What do we have left after renouncing Teflon pans and aluminium pots? A lot of non-toxic and solid alternatives! To make your kitchen cupboard transformation easier for you, we prepared a list of our favourite kinds of excellent quality cooking gear and their possible special requirements.
Stainless Steel Pans
Providing your very own cooking station with the ultimate stainless steel cookware will make you feel like a pro chef! Have you ever seen a kitchen in Gordon Ramsay’s restaurant? You can find stainless steel cookware all over the place. What’s so amazing about this kind of material that even famous chefs use such gear so often?
The durability of stainless steel pans, pots and knives are unbelievable. The material is resistant to extreme temperatures, weight, falls, abrasion, and corrosion. It’s also super easy in maintenance — once washed after using, looks brand new and clean!
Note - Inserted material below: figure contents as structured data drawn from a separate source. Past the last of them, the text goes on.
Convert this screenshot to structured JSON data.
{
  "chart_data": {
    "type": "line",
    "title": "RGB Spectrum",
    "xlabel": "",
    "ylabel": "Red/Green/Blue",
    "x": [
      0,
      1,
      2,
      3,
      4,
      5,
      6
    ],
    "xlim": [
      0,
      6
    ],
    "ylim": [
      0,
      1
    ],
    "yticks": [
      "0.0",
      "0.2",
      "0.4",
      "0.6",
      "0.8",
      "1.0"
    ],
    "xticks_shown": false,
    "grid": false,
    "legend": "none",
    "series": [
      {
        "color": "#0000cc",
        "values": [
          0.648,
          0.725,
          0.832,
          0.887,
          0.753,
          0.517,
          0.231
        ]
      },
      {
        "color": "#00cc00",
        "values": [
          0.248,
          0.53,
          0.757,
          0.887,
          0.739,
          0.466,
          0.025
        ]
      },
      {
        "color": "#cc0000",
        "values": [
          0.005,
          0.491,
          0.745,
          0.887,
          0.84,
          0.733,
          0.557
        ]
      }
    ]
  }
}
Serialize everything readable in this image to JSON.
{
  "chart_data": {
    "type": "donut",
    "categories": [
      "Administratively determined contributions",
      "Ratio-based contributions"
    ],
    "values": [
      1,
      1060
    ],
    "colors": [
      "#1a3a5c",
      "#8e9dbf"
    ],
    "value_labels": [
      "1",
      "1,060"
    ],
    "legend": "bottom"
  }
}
Stainless steel is a wonder cookware material for one more reason — recyclability. Since with every decade, we’re becoming more and more environmentally aware, we’re all trying (or at least should be trying) to limit buying and producing new things in order to decrease waste of products and particular materials. Thanks to waste segregation we can provide constant and efficient circulation of material.
Cast Iron Skillets
Cast Iron is an old school and reliable material that we know well from our grandmothers’ kitchens. You surely have at least one piece of cast iron cookware that has been in your family for a couple of generations already.
It’s an extremely durable material — even more than stainless steel. Very heavy, resistant to every possible external factor. To last as long as possible, your cast iron pan requires very specific and loving care.
You’ve probably heard that you shouldn’t wash cast iron cookware with dish soap — and that’s partially true. Just partially, because you definitely want to disinfect a pan you just got. Brand new or second-hand — get a solid drop of soap and splash of hot water. Brush it well to make your cooking gear ready for action!
The mysterious part of taking care of cast iron cookware is seasoning. After washing up the dish, let it dry completely. Spread flaxseed oil over the pan surface. Use small amount only and distribute it evenly. Flaxseed oil has the best polymerization properties — it’ll create a hard layer on the dish during the seasoning process.
Put the oiled cast iron piece to the oven (not preheated yet!), set the baking temperature to as high as possible (in my case, that’s nearly 500°F). The moment you’ll see that your oven reached the right temperature, let it bake for another hour. Let the pan cool down in the oven with the door closed.
Repeat the exact process 5-6 more times until you’ll get a nice, smooth and slightly shiny surface. Keep in mind that it’s extremely important to use only a little of the oil, to get an even, solid texture.
Carbon Steel Woks
If you’re an Asian cuisine geek, you must have stumbled upon carbon steel cookware already. You can say that carbon steel is like a combination of stainless steel and cast iron. This material is slightly less durable than cast iron — carbon steel pans and woks especially are thinner and a bit lighter than cast iron skillets. There’s no wonder about that. Imagine preparing stir-fry dishes in heavy iron pans — shaking it up with one hand would be extremely difficult.
Carbon steel cookware may not be as dent resistant as cast iron but it sure is just as long viable if maintained carefully. It also is this kind of cooking gear that requires seasoning about every two years — depends on the intensity of use.
All the described kinds of cookware are easily accessible, so you definitely won’t have problems finding just the right one for your needs. We want to encourage you to re-discover the great variety of more traditional but extremely reliable frying pans — it’s a sensible investment both in solid, durable cooking gear, but also in the maintenance of your health!